= Terri McCormick =

American politician

Terri McCormick (born October 24, 1956) is a former Wisconsin State Representative.

McCormick was born in Waupun, Wisconsin on October 24, 1956. She began college at the two-year University of Wisconsin–Fond du Lac then attended the University of Wisconsin–Oshkosh, where she graduated with a bachelor's degree in political science. She obtained a master's degree in administrative leadership from Marian University in Fond du Lac.
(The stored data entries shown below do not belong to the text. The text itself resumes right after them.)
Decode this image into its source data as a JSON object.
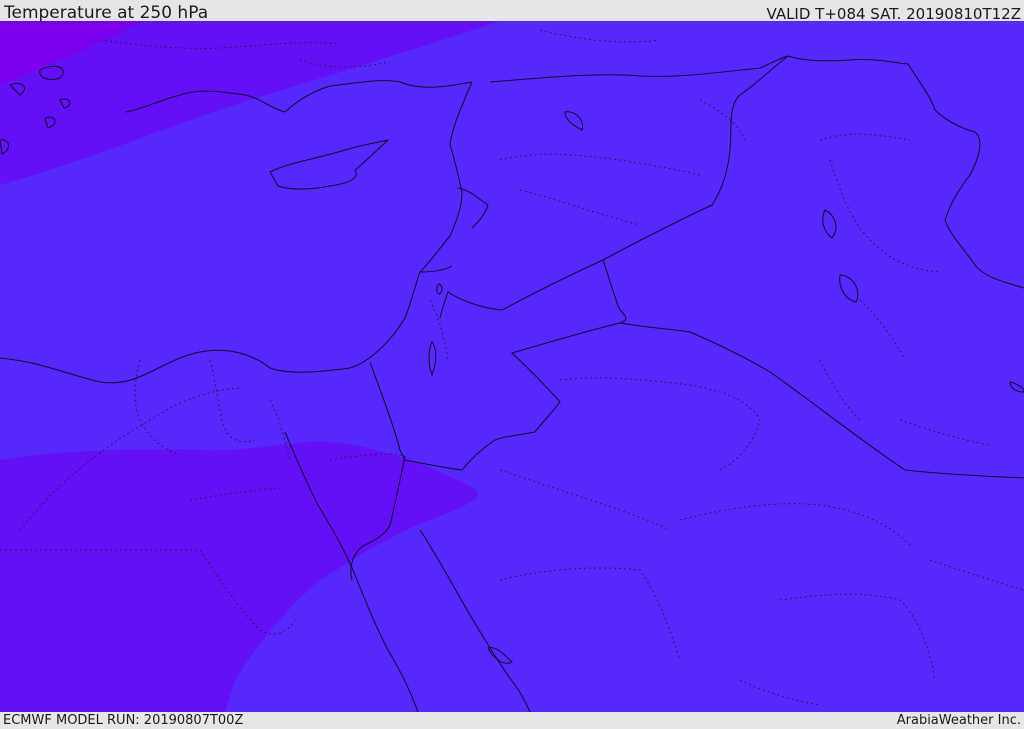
{
  "header": {
    "title": "Temperature at 250 hPa",
    "valid": "VALID T+084 SAT. 20190810T12Z"
  },
  "footer": {
    "model_run": "ECMWF MODEL RUN: 20190807T00Z",
    "credit": "ArabiaWeather Inc."
  },
  "map": {
    "colors": {
      "background_field": "#5628fb",
      "warmer_band": "#6410f6",
      "warmest_patch": "#7a00ee",
      "coastline": "#0b0b2a",
      "border_dotted": "#2a1560"
    },
    "icons": [
      "coastline-layer",
      "political-borders-layer",
      "admin-borders-layer",
      "temperature-shading-layer"
    ]
  }
}
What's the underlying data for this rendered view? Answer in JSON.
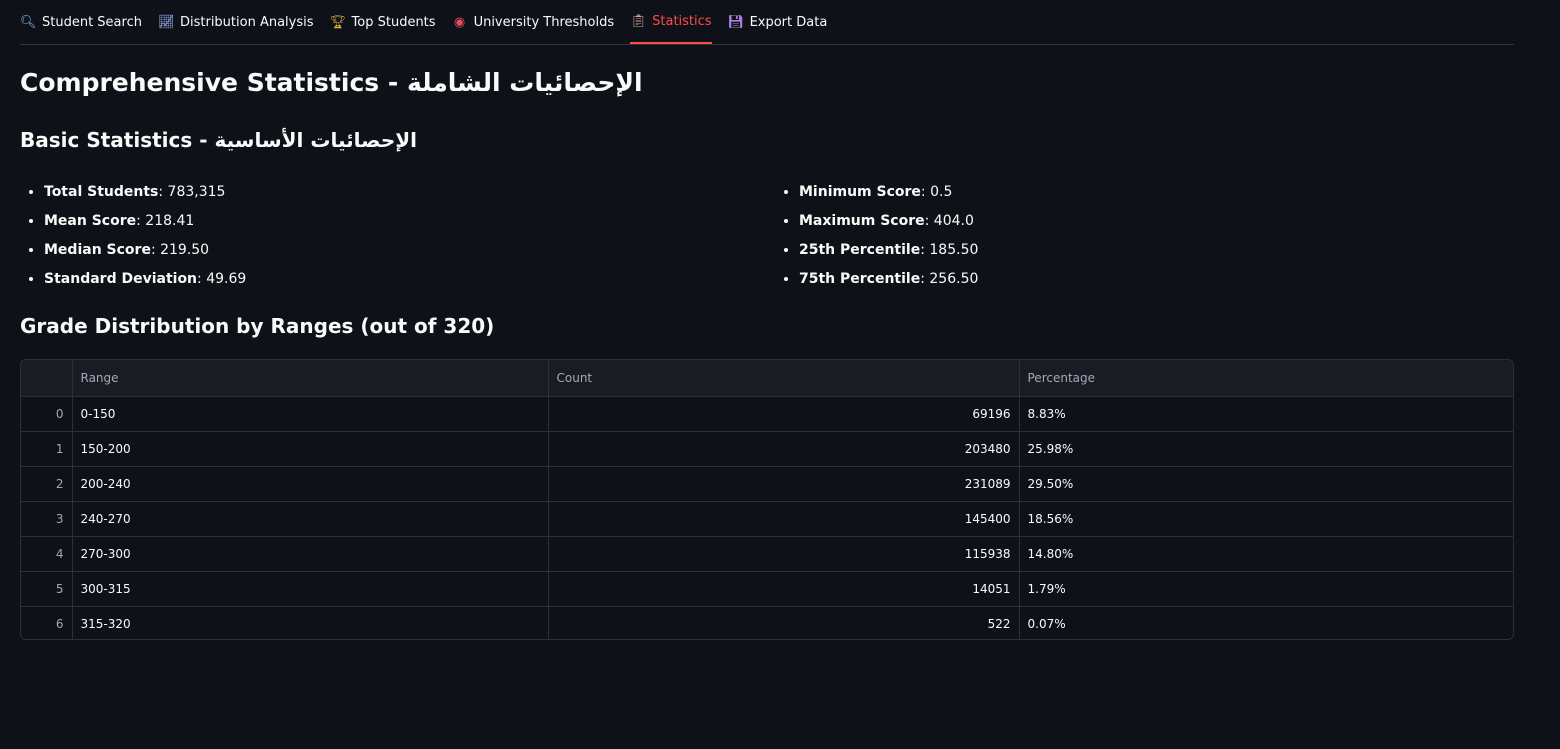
{
  "tabs": [
    {
      "label": "Student Search",
      "icon": "search-icon",
      "active": false
    },
    {
      "label": "Distribution Analysis",
      "icon": "chart-icon",
      "active": false
    },
    {
      "label": "Top Students",
      "icon": "trophy-icon",
      "active": false
    },
    {
      "label": "University Thresholds",
      "icon": "target-icon",
      "active": false
    },
    {
      "label": "Statistics",
      "icon": "clipboard-icon",
      "active": true
    },
    {
      "label": "Export Data",
      "icon": "floppy-disk-icon",
      "active": false
    }
  ],
  "page_title": "Comprehensive Statistics - الإحصائيات الشاملة",
  "basic_title": "Basic Statistics - الإحصائيات الأساسية",
  "stats_left": [
    {
      "label": "Total Students",
      "value": ": 783,315"
    },
    {
      "label": "Mean Score",
      "value": ": 218.41"
    },
    {
      "label": "Median Score",
      "value": ": 219.50"
    },
    {
      "label": "Standard Deviation",
      "value": ": 49.69"
    }
  ],
  "stats_right": [
    {
      "label": "Minimum Score",
      "value": ": 0.5"
    },
    {
      "label": "Maximum Score",
      "value": ": 404.0"
    },
    {
      "label": "25th Percentile",
      "value": ": 185.50"
    },
    {
      "label": "75th Percentile",
      "value": ": 256.50"
    }
  ],
  "distribution_title": "Grade Distribution by Ranges (out of 320)",
  "table": {
    "headers": [
      "",
      "Range",
      "Count",
      "Percentage"
    ],
    "rows": [
      {
        "index": "0",
        "range": "0-150",
        "count": "69196",
        "percentage": "8.83%"
      },
      {
        "index": "1",
        "range": "150-200",
        "count": "203480",
        "percentage": "25.98%"
      },
      {
        "index": "2",
        "range": "200-240",
        "count": "231089",
        "percentage": "29.50%"
      },
      {
        "index": "3",
        "range": "240-270",
        "count": "145400",
        "percentage": "18.56%"
      },
      {
        "index": "4",
        "range": "270-300",
        "count": "115938",
        "percentage": "14.80%"
      },
      {
        "index": "5",
        "range": "300-315",
        "count": "14051",
        "percentage": "1.79%"
      },
      {
        "index": "6",
        "range": "315-320",
        "count": "522",
        "percentage": "0.07%"
      }
    ]
  },
  "colors": {
    "background": "#0e1117",
    "accent": "#ff4b4b",
    "text": "#fafafa",
    "muted": "#a3a8b8"
  }
}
She also did post graduate work at the University of Windsor.

After graduating she started working on education issues, and was involved with the Wisconsin Charter School Association.

McCormick was elected to the Wisconsin State Assembly in 2000 and represented the 56th district in the northeastern part of the state until 2007. She was honored in 2003 by the Wisconsin Office of the Public Defender, and in 2004 by the Wisconsin Bar Association, for her efforts to expand eligibility for public defender representation.

She unsuccessfully sought the Republican nomination in Wisconsin's 8th congressional District in 2006, losing to John Gard. McCormick again failed to secure the Republican nomination in 2010, garnering 18% of the vote and losing to both Roger Roth (32%) and the primary winner, Reid Ribble (48%). She then opened a consulting firm.